VATICAN CITY (AP) – Pope Benedict XVI on Saturday set the founder of the Knights of Columbus, one of the world’s largest lay Catholic groups, on the path to possible beatification and sainthood, the Vatican said. The pope recognized the “heroic virtues” of the Rev. Michael J. McGivney, who in 1882 created a fraternal society for Catholic men who suffered discrimination for their religion and immigrant origins.

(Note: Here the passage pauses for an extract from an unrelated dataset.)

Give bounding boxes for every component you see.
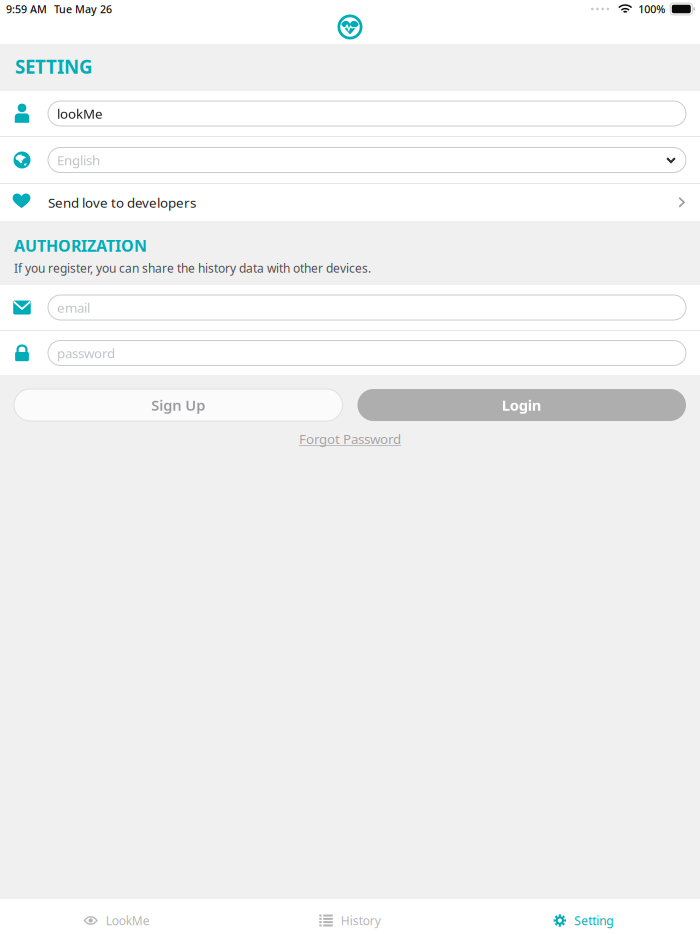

A miracle performed through McGivney’s intercession must be certified by the Vatican before beatification, which is the last formal step before the sainthood process can begin. McGivney was a 29-year-old assistant pastor at St. Mary’s Church in New Haven, Conn., when he founded the group, which now has 1.7 million members and in 2006 collected nearly $144 million in contributions for charity. Its charitable work also includes substantial support for the Vatican. The group funded the restoration of the facade of St. Peter’s Basilica during the 1980s, and annually underwrites the cost of satellite TV broadcasts of liturgical celebrations from Vatican City, including the Christmas midnight Mass.

Born in 1852 to Irish immigrants in Waterbury, Conn. McGivney died of pneumonia at age 38.

In 1997 the cause to canonize him was opened. That process received important support last year, when the Vatican’s No. 2 official, Cardinal Tarcisio Bertone, celebrated Mass at the Knights of Columbus annual meeting in Tennessee and said he would work to have the priest declared a saint.